Line 6’s original Variax guitars were a great idea. They modelled various classic axes (electrics, acoustics, 12-strings and more) and they allowed you to recall various tunings with the touch of a button (actually the spin of a pot), but their look was a bit of an acquired taste. Their lack of pickups and the slinky undersized shape left them looking a little bit like a toy, and many players said they liked the idea but just couldn’t see themselves playing the guitar. We’re a conservative lot, it seems, despite the fact that we love to plug an electrical concoction of wood, wire and magnets into a different electrical concoction of wood, wire and magnets.
In an effort to combat the bias some – okay, most – players had against the visual aspect of the original Variax series, Line Line 6 has teamed up with renowned luthier James Tyler to add some boutique cred – and magnetic pickups – to the Variax concept. It’s a very clever strategy. Tyler is known for his traditional-meets-modern designs which fulfil the rare promise of being able to please conservative as well as radical players. There are tree basic guitars in the line: the 59, which is vaguely Les Paul-esque; the 69, which is Strat influenced, and the 89, which is more like your average late 80s Superstrat – perhaps an Ibanez RG or a Yamaha RGX.
Which ever body shape you choose, the Tyler Variax lets you use the revolutionary Line 6 guts or the well-voiced magnetic pickups. This also means you can change the magnetic pickups to the models of your choice if you so wish, further customising the sound if you’re loyal to a particular pickup company or model and you still want it to form the basis of your sound, reserving the Variax sounds for specific applications. The guitar itself has an alder body and a bolt-on maple neck with a rosewood fretboard. The scale length is 25.5″, and the nut is a 1-5/8″ Graph Tech Black TUSQ XL self-lubricating variety which will aid return to pitch after whammy bar excursions. The bridge is a fully adjustable Tyler-designed model featuring an L. R. Baggs Radiance Hex piezo pickup system for feeding the Variax electronics. The magnetic pickups all use Alnico magnets, and they’re controlled by master volume and tone knobs. The Variax section is controlled by a model knob and an alternate tuning roller knob, giving you access to 28 vintage instrument sounds and 11 alternate tunings. And you can interface with various Line 6 amps and processors, letting you change your guitar settings in tandem with your amp patches. You can also use the Variax Workbench software and USB interface to configure settings and modes on your computer.

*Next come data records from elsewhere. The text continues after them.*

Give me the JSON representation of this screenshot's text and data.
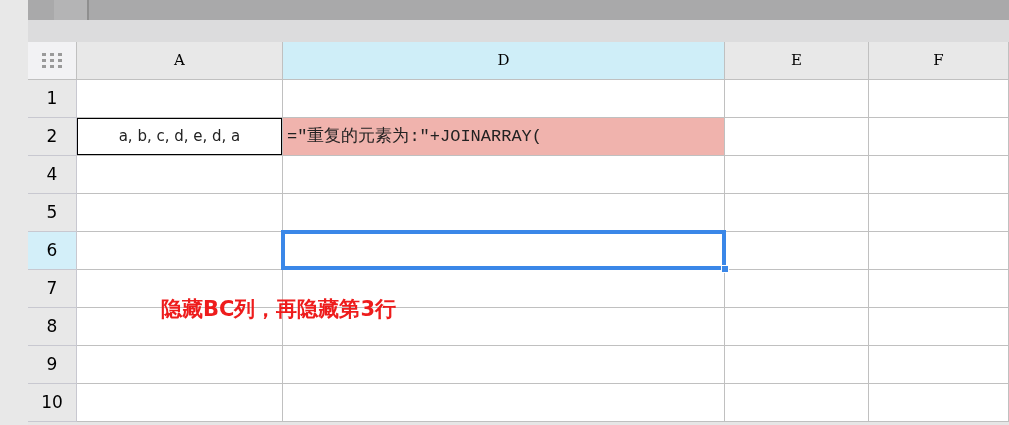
{
  "columns": [
    {
      "label": "A",
      "selected": false
    },
    {
      "label": "D",
      "selected": true
    },
    {
      "label": "E",
      "selected": false
    },
    {
      "label": "F",
      "selected": false
    }
  ],
  "rows": [
    {
      "label": "1",
      "selected": false,
      "cells": [
        {},
        {},
        {},
        {}
      ]
    },
    {
      "label": "2",
      "selected": false,
      "cells": [
        {
          "value": "a, b, c, d, e, d, a",
          "outlined": true
        },
        {
          "value": "=\"重复的元素为:\"+JOINARRAY(",
          "highlighted": true
        },
        {},
        {}
      ]
    },
    {
      "label": "4",
      "selected": false,
      "cells": [
        {},
        {},
        {},
        {}
      ]
    },
    {
      "label": "5",
      "selected": false,
      "cells": [
        {},
        {},
        {},
        {}
      ]
    },
    {
      "label": "6",
      "selected": true,
      "cells": [
        {},
        {
          "active": true
        },
        {},
        {}
      ]
    },
    {
      "label": "7",
      "selected": false,
      "cells": [
        {},
        {},
        {},
        {}
      ]
    },
    {
      "label": "8",
      "selected": false,
      "cells": [
        {},
        {},
        {},
        {}
      ]
    },
    {
      "label": "9",
      "selected": false,
      "cells": [
        {},
        {},
        {},
        {}
      ]
    },
    {
      "label": "10",
      "selected": false,
      "cells": [
        {},
        {},
        {},
        {}
      ]
    }
  ],
  "annotation": "隐藏BC列，再隐藏第3行"
}
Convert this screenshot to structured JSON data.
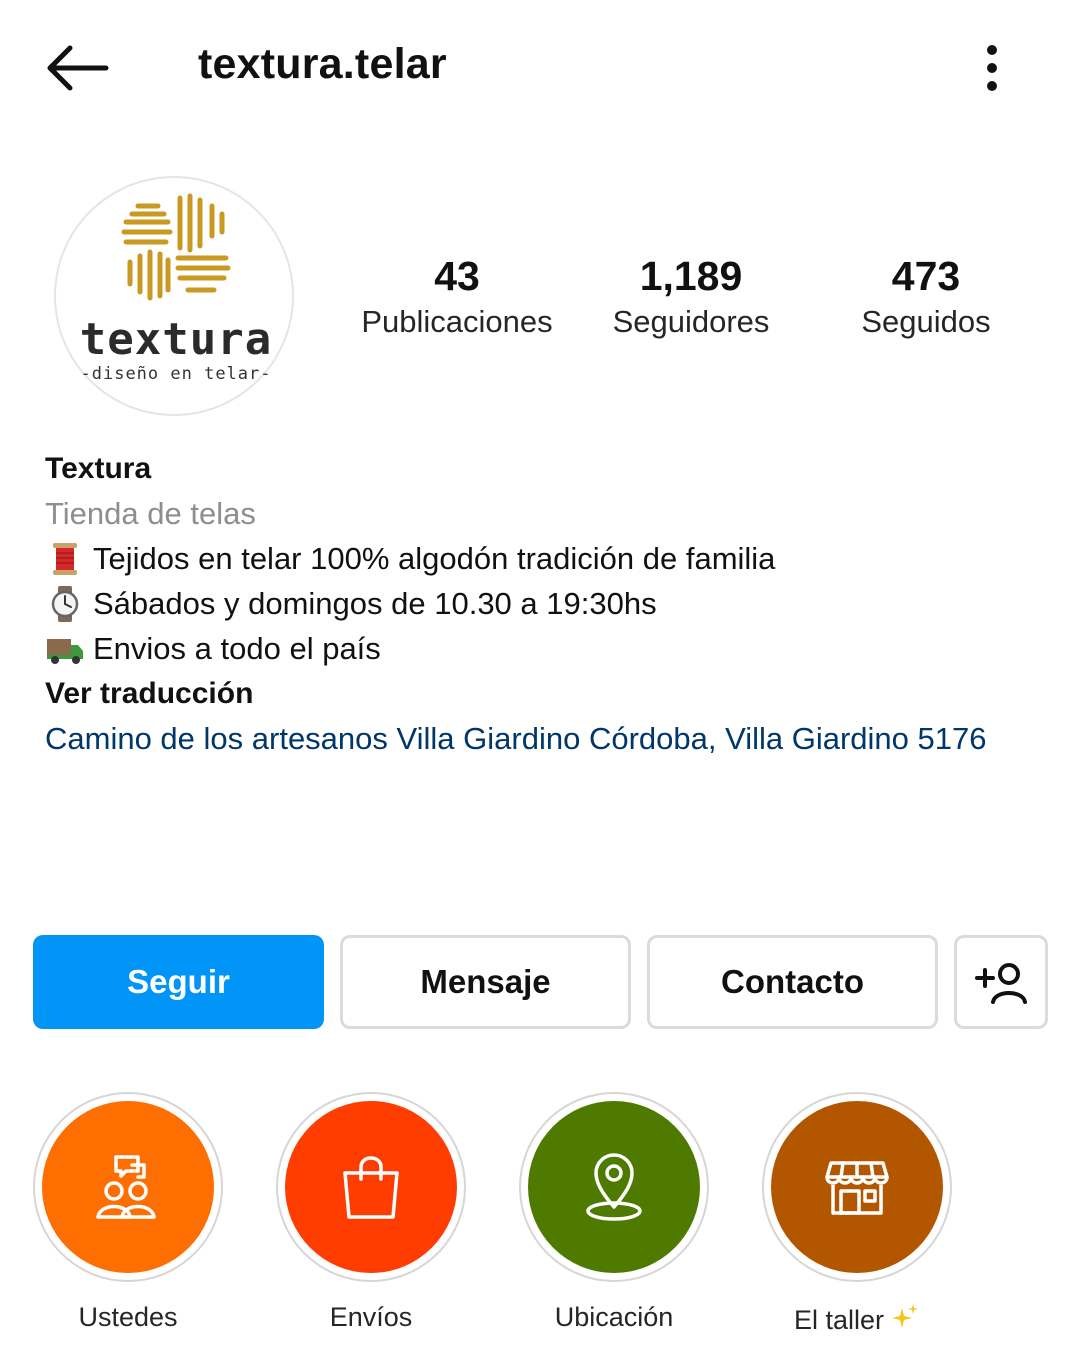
{
  "header": {
    "username": "textura.telar",
    "back_icon": "arrow-left-icon",
    "more_icon": "more-vertical-icon"
  },
  "avatar": {
    "word": "textura",
    "tagline": "-diseño en telar-",
    "accent": "#c99a22"
  },
  "stats": [
    {
      "value": "43",
      "label": "Publicaciones"
    },
    {
      "value": "1,189",
      "label": "Seguidores"
    },
    {
      "value": "473",
      "label": "Seguidos"
    }
  ],
  "bio": {
    "name": "Textura",
    "category": "Tienda de telas",
    "lines": [
      {
        "icon": "thread-spool-icon",
        "text": "Tejidos en telar 100% algodón tradición de familia"
      },
      {
        "icon": "watch-icon",
        "text": "Sábados y domingos de 10.30 a 19:30hs"
      },
      {
        "icon": "truck-icon",
        "text": "Envios a todo el país"
      }
    ],
    "translate": "Ver traducción",
    "address": "Camino de los artesanos Villa Giardino Córdoba, Villa Giardino 5176"
  },
  "buttons": {
    "follow": "Seguir",
    "message": "Mensaje",
    "contact": "Contacto",
    "add_user_icon": "add-person-icon"
  },
  "highlights": [
    {
      "label": "Ustedes",
      "color": "#ff6e00",
      "icon": "people-chat-icon"
    },
    {
      "label": "Envíos",
      "color": "#ff3d00",
      "icon": "shopping-bag-icon"
    },
    {
      "label": "Ubicación",
      "color": "#4e7a00",
      "icon": "location-pin-icon"
    },
    {
      "label": "El taller",
      "color": "#b35600",
      "icon": "storefront-icon",
      "extra_icon": "sparkles-icon"
    }
  ],
  "colors": {
    "primary": "#0095f6",
    "link": "#00376b",
    "muted": "#8e8e8e"
  }
}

The results are sonically very useful and operation is very intuitive. The sitar and 12-string sounds are especially fun, as are the various solidbody and semi-acoustic electric models. It’s quite a revelation to be able to get such distinctly different sounds of of a single guitar. Of course, if you really want to milk it for all it’s worth it helps to mentally project the guitar you’re modelling. For instance, if you want a convincing 12-string sound, play the way you would on a 12-string, where your picking and fretting hands have to account for the extra string area and where you have to slow down a bit. Or if you’re jamming on the sitar, lots of quick bends at the very beginning of notes will help to convey the illusion.
The magnetic pickups are crazy versatile, hitting various blues and hard rock tones with particular grace, and the guitar itself plays very well, with a distinctive feel and killer attack. In fact, one of the coolest things about the JTV-69 has nothing to do with its electronics: the sustain on this thing is ridiculous (in a good way). It’s a bolt-on but notes hang around as it it was a neck-through.
Let me just point out that some players of early batches report the occasional software glitch (mainly the model control not always changing models), but that was a while ago so if you buy a new one you’re not likely to run into this. Test it for yourself at your local music store to make sure, rather than relying on word of mouth from someone who played one that was a bit finicky a few years ago.
Is this a guitar for everyone? Probably not. Some players will still consider themselves too traditional to give it a chance. And that’s kind of unfair, because ultimately it’s an instrument that will help you get more in touch with the music in your head rather than being limited by your guitar’s physical characteristics. Those who will like it the most will be more open-minded players with an adventurous spirit and musical ideas that won’t be reigned in. And isn’t it that very same spirit that makes us play electric guitar in the first place?